Aus der Geschichte nichts gelernt?

von Redaktion

Zum Artikel „Volksverhetzung: Vorwurf vom Tisch“ (Lokalteil):

Wir versuchen, unseren Kindern in der Schule beizubringen, dass niemand gemobbt werden darf. Schlagzeilen über Mobbing-Opfer, deren einziger Ausweg aus dieser belastenden Situation der Suizid zu sein scheint, gibt es genug. Ein Gericht befindet jedoch, dass der politische Meinungskampf unter besonderem Schutz steht. Im politischen Meinungskampf ist offenbar ziemlich viel erlaubt – auch Schläge unter der Gürtellinie. Deshalb darf auf politischen Veranstaltungen gegen bestimmte Menschengruppen Stimmung gemacht werden.

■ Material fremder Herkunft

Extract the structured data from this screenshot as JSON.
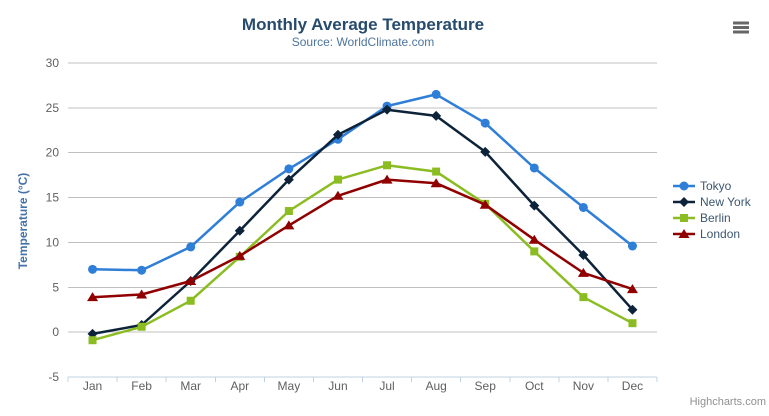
{
  "chart": {
    "title": "Monthly Average Temperature",
    "subtitle": "Source: WorldClimate.com",
    "y_axis_title": "Temperature (°C)",
    "credits": "Highcharts.com",
    "menu_icon": "hamburger-icon",
    "style": {
      "title_color": "#274b6d",
      "subtitle_color": "#4d759e",
      "axis_label_color": "#606060",
      "y_axis_title_color": "#4572a7",
      "legend_text_color": "#3e576f",
      "grid_line_color": "#c0c0c0",
      "axis_line_color": "#c0d0e0",
      "menu_icon_color": "#666666",
      "credits_color": "#909090",
      "background": "#ffffff"
    }
  },
  "chart_data": {
    "type": "line",
    "title": "Monthly Average Temperature",
    "subtitle": "Source: WorldClimate.com",
    "categories": [
      "Jan",
      "Feb",
      "Mar",
      "Apr",
      "May",
      "Jun",
      "Jul",
      "Aug",
      "Sep",
      "Oct",
      "Nov",
      "Dec"
    ],
    "series": [
      {
        "name": "Tokyo",
        "color": "#2f7ed8",
        "marker": "circle",
        "values": [
          7.0,
          6.9,
          9.5,
          14.5,
          18.2,
          21.5,
          25.2,
          26.5,
          23.3,
          18.3,
          13.9,
          9.6
        ]
      },
      {
        "name": "New York",
        "color": "#0d233a",
        "marker": "diamond",
        "values": [
          -0.2,
          0.8,
          5.7,
          11.3,
          17.0,
          22.0,
          24.8,
          24.1,
          20.1,
          14.1,
          8.6,
          2.5
        ]
      },
      {
        "name": "Berlin",
        "color": "#8bbc21",
        "marker": "square",
        "values": [
          -0.9,
          0.6,
          3.5,
          8.4,
          13.5,
          17.0,
          18.6,
          17.9,
          14.3,
          9.0,
          3.9,
          1.0
        ]
      },
      {
        "name": "London",
        "color": "#910000",
        "marker": "triangle",
        "values": [
          3.9,
          4.2,
          5.7,
          8.5,
          11.9,
          15.2,
          17.0,
          16.6,
          14.2,
          10.3,
          6.6,
          4.8
        ]
      }
    ],
    "xlabel": "",
    "ylabel": "Temperature (°C)",
    "ylim": [
      -5,
      30
    ],
    "yticks": [
      -5,
      0,
      5,
      10,
      15,
      20,
      25,
      30
    ],
    "grid": true,
    "legend_position": "right-middle"
  }
}
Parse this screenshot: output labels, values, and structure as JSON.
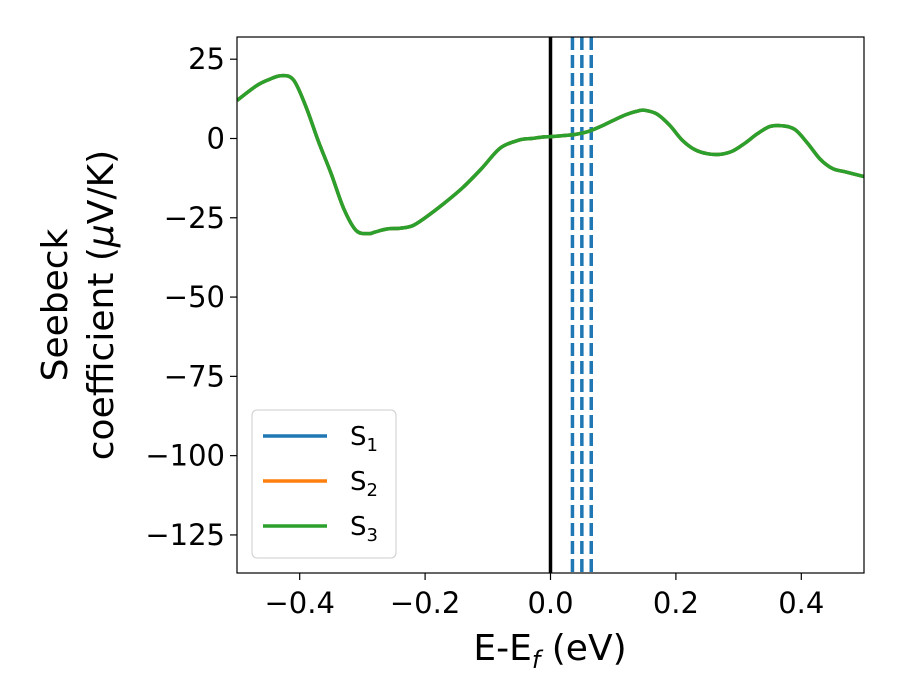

Jetzt kann ich mir vorstellen, wie schwierig es für Mobbing-Opfer sein mag, sich gegen ihre Widersacher zu wehren. Ich hoffe nur, dass Herr Winhart von der AfD niemals im Mittelmeer in Seenot gerät. Es wäre schon blöd, wenn er gegebenenfalls feststellen müsste, dass leider kein Seenotrettungsschiff zur Verfügung steht, weil es von jemandem versenkt wurde, der eine Aversion gegen ertrinkende Flüchtlinge hatte.

Gabriele Mahler

Flintsbach

Unsere grundgesetzlich festgeschriebene Meinungsfreiheit ist ein hohes Gut. Viele, die zum Beispiel in der Türkei und anderswo als Journalisten, Lehrer oder Richter wegen ihrer Äußerungen verfolgt werden, beneiden uns darum. Die Frage ist nur: Wo endet die Meinungsfreiheit? Meines Erachtens ist das da, wo durch eine Meinungsäußerung in die Menschenrechte anderer – schwächerer? – eingegriffen wird. Das sagt auch Paragraf 130 StGB. Darin heißt es: „Wer in einer Weise, die geeignet ist, den öffentlichen Frieden zu stören, erstens gegen eine nationale, rassische, religiöse oder durch ihre ethnische Herkunft bestimmte Gruppe, gegen Teile der Bevölkerung oder gegen einen Einzelnen wegen seiner Zugehörigkeit zu einer vorbezeichneten Gruppe oder zu einem Teil der Bevölkerung zum Hass aufstachelt, zu Gewalt- oder Willkürmaßnahmen auffordert oder zweitens die Menschenwürde anderer dadurch angreift, dass er eine vorbezeichnete Gruppe, Teile der Bevölkerung oder einen Einzelnen wegen seiner Zugehörigkeit zu einer vorbezeichneten Gruppe oder zu einem Teil der Bevölkerung beschimpft, böswillig verächtlich macht oder verleumdet, wird mit Freiheitsstrafe von drei Monaten bis zu fünf Jahren bestraft.“ Schade, dass die Staatsanwaltschaft im Fall Andreas Winhart anscheinend zu der Auffassung gekommen ist, speziell im Wahlkampf seien volksverhetzende Äußerungen mit Blick auf das Grundrecht der Meinungsfreiheit hinnehmbar. Man fragt sich schon: Wie viel rassistisches Gedankengut soll ausgerechnet in diesem Zeitraum zulässig sein? „Principiis obsta, sero medicina paratur“ wusste schon der alte Ovid („Widerstehe am Anfang, sonst kommt das Heilmittel zu spät“). Haben wir aus unserer Geschichte wirklich nichts gelernt?